Through the Looking Glass

Title: Through the Looking Glass
Time Period: April 13, 135 A.E.
Characters Appearing:

Summary: Aislinn and Constance make a house call to the cat house.

It's fairly early in the morning, early enough to still be a little chilly but warm enough that the fog that blankets the town has already evaporated. The Dovetail is quiet, as it usually is this time of day; the only people stirring are a few of the girls that didn't work the night before and a young man that does odd chores around the house. He is the one that let them in and pointed the way up. He likely would have shown them but Aislinn's a familiar figure around the place. At least once a month.

What is unusual is that there's a curtain covering the window going up the stairs, tacked tightly at each corner to keep the light from coming in. Or the darkness from getting out. At the top of the house, the room to the attic is unlocked, the way Duncan left it when he vacated. Some of the girls have been milling about, trying to glean some good gossip but at the moment, they're congregated at the foot of the third story stairs.

"I heard she's dying, like them poor people she sometimes visits."

"Do you think she's got that plague? Do you think she brought it here?"

All of it is hushed as the two blonde women pass by.

Aislinn, ascending the stairs to the attic, is proof that spending time around the poor doesn't mean a death sentence. She makes frequent visits to the less affluent parts of Dornie, and her eyes are still bright despite the dark circles like bruises beneath them. A small, splayed hand creaks open the door to Luna's room, which she leaves ajar for Constance behind her.
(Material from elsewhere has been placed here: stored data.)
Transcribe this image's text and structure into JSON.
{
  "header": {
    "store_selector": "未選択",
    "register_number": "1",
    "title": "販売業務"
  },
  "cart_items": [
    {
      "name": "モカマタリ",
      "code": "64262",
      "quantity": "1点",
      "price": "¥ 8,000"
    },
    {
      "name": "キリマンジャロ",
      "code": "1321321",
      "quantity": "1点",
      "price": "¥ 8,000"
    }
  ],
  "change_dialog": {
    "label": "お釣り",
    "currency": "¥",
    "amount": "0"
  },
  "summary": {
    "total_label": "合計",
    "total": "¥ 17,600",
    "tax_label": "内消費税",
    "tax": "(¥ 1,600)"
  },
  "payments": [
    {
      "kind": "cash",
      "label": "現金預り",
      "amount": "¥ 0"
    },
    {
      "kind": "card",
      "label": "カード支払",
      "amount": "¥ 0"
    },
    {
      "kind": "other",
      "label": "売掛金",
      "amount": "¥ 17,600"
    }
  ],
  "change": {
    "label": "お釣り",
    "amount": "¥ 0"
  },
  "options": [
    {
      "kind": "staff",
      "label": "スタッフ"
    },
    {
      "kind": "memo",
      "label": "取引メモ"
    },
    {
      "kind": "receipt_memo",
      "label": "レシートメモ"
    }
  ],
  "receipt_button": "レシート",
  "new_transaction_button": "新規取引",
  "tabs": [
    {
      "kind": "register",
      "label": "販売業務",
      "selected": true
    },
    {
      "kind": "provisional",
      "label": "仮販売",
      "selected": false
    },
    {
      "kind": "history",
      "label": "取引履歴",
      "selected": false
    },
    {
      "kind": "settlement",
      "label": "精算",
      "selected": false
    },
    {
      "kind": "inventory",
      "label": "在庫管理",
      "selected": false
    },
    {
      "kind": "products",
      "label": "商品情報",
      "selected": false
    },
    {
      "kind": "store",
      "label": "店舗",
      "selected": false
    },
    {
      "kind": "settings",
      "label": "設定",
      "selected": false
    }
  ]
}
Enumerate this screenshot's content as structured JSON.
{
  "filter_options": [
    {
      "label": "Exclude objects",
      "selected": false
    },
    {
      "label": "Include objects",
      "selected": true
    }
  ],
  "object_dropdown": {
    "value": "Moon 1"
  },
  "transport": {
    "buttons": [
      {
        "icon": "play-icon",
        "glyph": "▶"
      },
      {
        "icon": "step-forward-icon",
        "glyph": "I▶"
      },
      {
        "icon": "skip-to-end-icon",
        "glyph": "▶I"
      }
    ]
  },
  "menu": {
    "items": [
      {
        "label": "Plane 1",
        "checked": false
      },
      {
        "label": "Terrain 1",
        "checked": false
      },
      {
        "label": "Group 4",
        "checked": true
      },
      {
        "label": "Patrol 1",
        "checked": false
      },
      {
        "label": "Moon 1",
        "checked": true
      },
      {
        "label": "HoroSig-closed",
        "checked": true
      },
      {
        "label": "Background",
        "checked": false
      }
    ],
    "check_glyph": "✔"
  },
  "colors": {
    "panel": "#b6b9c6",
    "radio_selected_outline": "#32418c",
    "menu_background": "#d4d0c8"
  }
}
The teen has been given explicit instructions not to get too close; while Aislinn sincerely doubts that the plague is to blame for Luna's condition, she doesn't want Duncan's eldest daughter contracting anything contagious lest his wrath fall on all their heads.

"Luna," she says.

There's a weird bubbling and calming of energy and worry within Constance as she follows Aislinn up the stairs. She wants to be excited, to be happy and chipper and tell Luna whatever she managed to overhear on the way over or from the servants, but the words of some of the girls pull her back down into that state of worry. The 'what if' questions that the young woman is afraid to even let pop into her head.

Constance hurries up the stairs, not lingering too long where she can hear the girls peeping like newly-hatched chicks. She creeps up to the crack in the door left for her, then pushes it open with the basket she has tucked over one arm— scones, and a book of poetry. She's returning the favor.

Like the window on the stairs, the one in the room is covered completely to shutter out the light. Air dry with heat from the fire seems stale and enough to cause the sweats on a person wearing too many layers, something that the room's occupant is guilty of more often than not. This morning, she is not.

Luna's white arm almost glows against her coverlet, its shade not pink with life but grey, like one of the corpses carted out to burn. Dark circles under her eyes aren't unusual for what Aislinn knows she's been going through, the withdrawal of the laudanum wreaks a small havoc of its own but it's been long enough. The prostitute should still be sleeping enough to avoid them. She's not.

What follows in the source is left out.